'R.I.P. man...u are missed and loved by many': entextualising moments of mourning on a Facebook Rest in Peace group site

Giaxoglou, Korina (2014). 'R.I.P. man...u are missed and loved by many': entextualising moments of mourning on a Facebook Rest in Peace group site. Thanatos, 3(1) pp. 10–28.

URL: https://thanatosjournal.files.wordpress.com/2012/1...


Digital media offer new domains for people to articulate aspects of their everyday selves, as well as to share resources, views, attitudes, and emotions on an unprecedented scale (Barton and Lee 2013; Georgakopoulou 2006; Jones and Hafner 2012). The recent emergence of online environments as new sites for the temporal, spatial and social expansion of death and mourning (Brubaker and Hayes 2011; Brubaker, Hayes and Dourish 2013) has attracted scholarly interest in digital post-death rituals of mourning and memorialisation as an important social phenomenon (Walter et al. 2011; de Vries and Roberts 2004).

While previous studies have been largely based on content analyses of individual MySpace logs and Facebook or discussion forum posts, the present study approaches digital memorial posts as entextualised moments of mourning shared with and for a networked audience (John 2013; Androutsopoulos 2014).

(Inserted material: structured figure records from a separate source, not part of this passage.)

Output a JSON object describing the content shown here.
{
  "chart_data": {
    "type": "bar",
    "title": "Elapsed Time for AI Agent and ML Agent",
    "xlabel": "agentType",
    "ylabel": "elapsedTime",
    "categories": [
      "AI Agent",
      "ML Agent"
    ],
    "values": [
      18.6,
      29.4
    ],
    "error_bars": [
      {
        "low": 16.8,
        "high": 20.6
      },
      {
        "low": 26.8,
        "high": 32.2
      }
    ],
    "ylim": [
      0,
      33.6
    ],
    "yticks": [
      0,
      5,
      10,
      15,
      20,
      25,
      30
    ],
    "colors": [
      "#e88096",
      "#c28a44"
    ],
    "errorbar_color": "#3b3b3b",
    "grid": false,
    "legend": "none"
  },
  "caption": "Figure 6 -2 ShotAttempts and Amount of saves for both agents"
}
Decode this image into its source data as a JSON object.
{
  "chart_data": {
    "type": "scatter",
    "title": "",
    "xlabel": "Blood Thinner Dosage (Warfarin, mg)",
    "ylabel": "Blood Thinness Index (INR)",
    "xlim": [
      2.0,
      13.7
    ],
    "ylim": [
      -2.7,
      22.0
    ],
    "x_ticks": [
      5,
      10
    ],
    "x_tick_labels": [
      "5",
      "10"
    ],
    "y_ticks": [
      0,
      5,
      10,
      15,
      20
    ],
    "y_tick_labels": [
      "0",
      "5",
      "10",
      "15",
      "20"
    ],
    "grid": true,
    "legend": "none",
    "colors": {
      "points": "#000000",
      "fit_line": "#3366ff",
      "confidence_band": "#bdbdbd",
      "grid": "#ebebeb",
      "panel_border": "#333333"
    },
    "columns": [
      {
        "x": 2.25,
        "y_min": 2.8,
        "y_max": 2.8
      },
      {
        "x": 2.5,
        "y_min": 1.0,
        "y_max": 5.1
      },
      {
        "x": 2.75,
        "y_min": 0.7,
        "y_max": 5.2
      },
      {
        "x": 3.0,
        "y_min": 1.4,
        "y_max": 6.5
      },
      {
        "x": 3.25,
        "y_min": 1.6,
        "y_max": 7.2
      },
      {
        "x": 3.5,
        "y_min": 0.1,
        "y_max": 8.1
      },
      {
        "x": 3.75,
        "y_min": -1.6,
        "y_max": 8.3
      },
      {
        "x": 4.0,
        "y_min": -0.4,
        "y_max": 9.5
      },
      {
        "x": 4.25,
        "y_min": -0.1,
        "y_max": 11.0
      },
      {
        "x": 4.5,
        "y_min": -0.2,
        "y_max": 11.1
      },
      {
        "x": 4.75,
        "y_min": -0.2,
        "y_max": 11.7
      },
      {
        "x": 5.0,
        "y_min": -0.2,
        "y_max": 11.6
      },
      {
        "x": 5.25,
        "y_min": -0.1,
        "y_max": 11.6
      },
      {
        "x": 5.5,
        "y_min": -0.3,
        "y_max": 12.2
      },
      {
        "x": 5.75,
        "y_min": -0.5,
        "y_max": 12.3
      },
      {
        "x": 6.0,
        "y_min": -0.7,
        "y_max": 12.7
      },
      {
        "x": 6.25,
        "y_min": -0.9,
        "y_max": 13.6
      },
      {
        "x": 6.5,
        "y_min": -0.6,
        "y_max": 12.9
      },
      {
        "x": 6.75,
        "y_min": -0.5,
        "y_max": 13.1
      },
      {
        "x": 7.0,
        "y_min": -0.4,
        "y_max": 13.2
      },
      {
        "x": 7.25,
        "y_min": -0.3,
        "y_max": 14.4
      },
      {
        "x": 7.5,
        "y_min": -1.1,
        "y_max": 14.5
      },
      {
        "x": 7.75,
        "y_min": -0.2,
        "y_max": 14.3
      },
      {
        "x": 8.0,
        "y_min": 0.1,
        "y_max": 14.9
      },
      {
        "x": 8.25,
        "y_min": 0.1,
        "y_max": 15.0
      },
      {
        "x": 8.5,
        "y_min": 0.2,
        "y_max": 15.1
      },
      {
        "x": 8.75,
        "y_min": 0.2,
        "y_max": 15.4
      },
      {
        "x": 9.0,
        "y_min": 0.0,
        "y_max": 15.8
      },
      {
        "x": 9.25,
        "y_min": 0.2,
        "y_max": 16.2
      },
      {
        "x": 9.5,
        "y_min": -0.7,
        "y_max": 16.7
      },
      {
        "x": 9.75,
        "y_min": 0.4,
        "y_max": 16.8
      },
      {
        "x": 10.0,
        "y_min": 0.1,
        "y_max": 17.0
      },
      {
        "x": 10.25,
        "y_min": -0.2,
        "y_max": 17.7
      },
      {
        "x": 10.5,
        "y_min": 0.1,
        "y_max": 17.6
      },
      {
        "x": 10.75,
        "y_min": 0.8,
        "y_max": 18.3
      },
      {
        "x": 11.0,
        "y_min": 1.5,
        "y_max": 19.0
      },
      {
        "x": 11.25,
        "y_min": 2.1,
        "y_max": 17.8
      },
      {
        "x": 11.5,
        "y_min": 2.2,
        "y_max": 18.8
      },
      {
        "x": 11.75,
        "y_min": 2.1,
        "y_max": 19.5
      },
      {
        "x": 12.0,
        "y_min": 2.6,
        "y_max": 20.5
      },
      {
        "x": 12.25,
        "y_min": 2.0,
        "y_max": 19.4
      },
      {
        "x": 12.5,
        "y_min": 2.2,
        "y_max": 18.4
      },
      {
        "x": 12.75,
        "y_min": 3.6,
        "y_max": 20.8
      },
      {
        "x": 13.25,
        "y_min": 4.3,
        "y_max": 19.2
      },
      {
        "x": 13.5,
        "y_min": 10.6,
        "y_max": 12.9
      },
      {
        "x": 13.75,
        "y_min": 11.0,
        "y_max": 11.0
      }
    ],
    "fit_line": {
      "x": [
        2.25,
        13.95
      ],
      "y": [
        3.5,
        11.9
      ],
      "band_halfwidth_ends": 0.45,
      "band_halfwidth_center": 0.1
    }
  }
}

The article analyses a corpus of Facebook memorial posts (N=525) as post sequences, wall events and texts, looking at how content on the site is produced, shared and discursively regimented. Based on the analysis, it is suggested that the intextualisation of moments of mourning on Facebook is participatory: it involves users’ selection of moments for public display relating to offline ceremonies of mourning, calendar-important dates or personal updates and contributing to the production of a textured wall in memory of the dead. The textuality of posts is found to rely on an ad hoc blending of formal genres of mourning and vernacular genres of writing dependent on (i) situational (date of posting activity, position in the post sequence) and (ii) extra-textual parameters (gender of poster, relationship with the deceased). The present socio-discursive investigation contributes to the growing, in-depth understanding of the texture and textuality of Web 2.0 mourning practices.